Dalam tradisi mantan Presiden Charles de Gaulle, yang meramalkan pada November 1967 setelah Israel merebut wilayah Palestina, bahwa mereka sedang mempersiapkan “pendudukan yang pasti akan melibatkan penindasan, penindasan, dan pengusiran serta perlawanan terhadap pendudukan ini yang pada gilirannya akan digolongkan oleh Israel sebagai terorisme”, de Villepin menekankan bahwa “Israel tidak bisa aman sampai ada pengakuan atas negara Palestina di sampingnya yang berbagi tanggung jawab atas keamanan di wilayah ini.”
Meskipun...
Meskipun Presiden Prancis saat ini, Emmanuel Macron, telah berulang kali menyerukan gencatan senjata di Gaza dan mengutuk serangan terhadap warga sipil, namun deklarasi tersebut tampaknya gagal diterjemahkan ke dalam tindakan yang efektif dan menggunakan cara-cara yang dimiliki Prancis untuk menekan Israel.
Pada bulan Juni, ketika ditanya tentang kemungkinan Prancis mengakui negara Palestina, mengikuti jejak beberapa negara Eropa seperti Spanyol, Norwegia, dan Irlandia, Macron menjawab bahwa hal itu bukanlah “solusi yang tepat”.
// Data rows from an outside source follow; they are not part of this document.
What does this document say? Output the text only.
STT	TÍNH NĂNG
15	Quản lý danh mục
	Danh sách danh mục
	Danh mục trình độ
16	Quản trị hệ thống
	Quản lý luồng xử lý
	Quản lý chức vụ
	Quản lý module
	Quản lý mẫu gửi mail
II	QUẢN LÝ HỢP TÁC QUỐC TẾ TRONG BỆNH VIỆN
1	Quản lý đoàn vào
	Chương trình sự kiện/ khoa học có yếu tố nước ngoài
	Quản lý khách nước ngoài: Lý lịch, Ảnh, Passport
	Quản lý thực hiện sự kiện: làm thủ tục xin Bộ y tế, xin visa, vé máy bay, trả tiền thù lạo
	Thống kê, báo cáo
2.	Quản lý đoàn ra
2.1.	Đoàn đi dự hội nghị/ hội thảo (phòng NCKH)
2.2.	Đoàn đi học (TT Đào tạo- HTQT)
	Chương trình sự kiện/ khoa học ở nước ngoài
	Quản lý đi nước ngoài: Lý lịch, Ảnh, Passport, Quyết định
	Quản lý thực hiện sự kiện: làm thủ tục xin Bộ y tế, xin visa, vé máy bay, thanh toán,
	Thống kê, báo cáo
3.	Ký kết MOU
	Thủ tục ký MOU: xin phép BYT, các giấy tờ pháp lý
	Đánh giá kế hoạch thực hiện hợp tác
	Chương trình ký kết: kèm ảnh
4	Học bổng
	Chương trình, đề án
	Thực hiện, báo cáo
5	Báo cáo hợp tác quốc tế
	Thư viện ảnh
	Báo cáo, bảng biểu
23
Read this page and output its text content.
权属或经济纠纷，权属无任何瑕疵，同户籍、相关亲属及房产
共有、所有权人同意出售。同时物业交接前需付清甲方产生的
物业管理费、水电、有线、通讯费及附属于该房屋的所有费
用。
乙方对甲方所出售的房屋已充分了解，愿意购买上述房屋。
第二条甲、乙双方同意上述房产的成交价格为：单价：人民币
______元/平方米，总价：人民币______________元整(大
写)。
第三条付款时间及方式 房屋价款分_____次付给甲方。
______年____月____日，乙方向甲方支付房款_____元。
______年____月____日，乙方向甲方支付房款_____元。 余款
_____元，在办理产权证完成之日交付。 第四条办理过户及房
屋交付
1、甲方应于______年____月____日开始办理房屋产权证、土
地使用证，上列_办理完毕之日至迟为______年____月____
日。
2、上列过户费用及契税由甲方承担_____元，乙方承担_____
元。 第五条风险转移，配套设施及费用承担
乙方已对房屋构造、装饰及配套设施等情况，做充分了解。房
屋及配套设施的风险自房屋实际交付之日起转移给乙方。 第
“Tidak masuk akal untuk melakukannya sekarang. Saya mengecam kekejaman yang kami lihat dengan kemarahan yang sama seperti rakyat Prancis. Tetapi kami tidak mengakui negara yang didasarkan pada kemarahan,” tambahnya.
Kelompok-kelompok hak asasi manusia dan media investigasi juga mengkritik kurangnya transparansi seputar penjualan senjata Prancis ke Israel.
Pekan lalu, sebuah artikel dari media Prancis, Mediapart, meneliti “jutaan euro senjata Prancis yang dikirim ke Israel”.
Menurut laporan kementerian pertahanan kepada parlemen yang diperoleh Mediapart, Prancis mengirimkan peralatan militer senilai €30 juta ($33 juta) ke Israel pada tahun 2023.
Namun, karena laporan tersebut tidak menyebutkan bulannya, media tersebut mencatat bahwa tidak mungkin untuk menentukan apakah pengiriman ini berlanjut setelah serangan Israel ke Gaza dimulai pada 7 Oktober, dan menambahkan bahwa Kementerian Angkatan Bersenjata tidak dapat mengklarifikasi masalah ini.
Sementara itu, para aktivis di negara itu telah mengutuk peningkatan penindasan terhadap suara-suara pro-Palestina sejak 7 Oktober, dengan ratusan investigasi yang diluncurkan terhadap komentar-komentar mengenai konflik Israel-Palestina di bawah apa yang disebut sebagai pelanggaran “permintaan maaf atas terorisme”.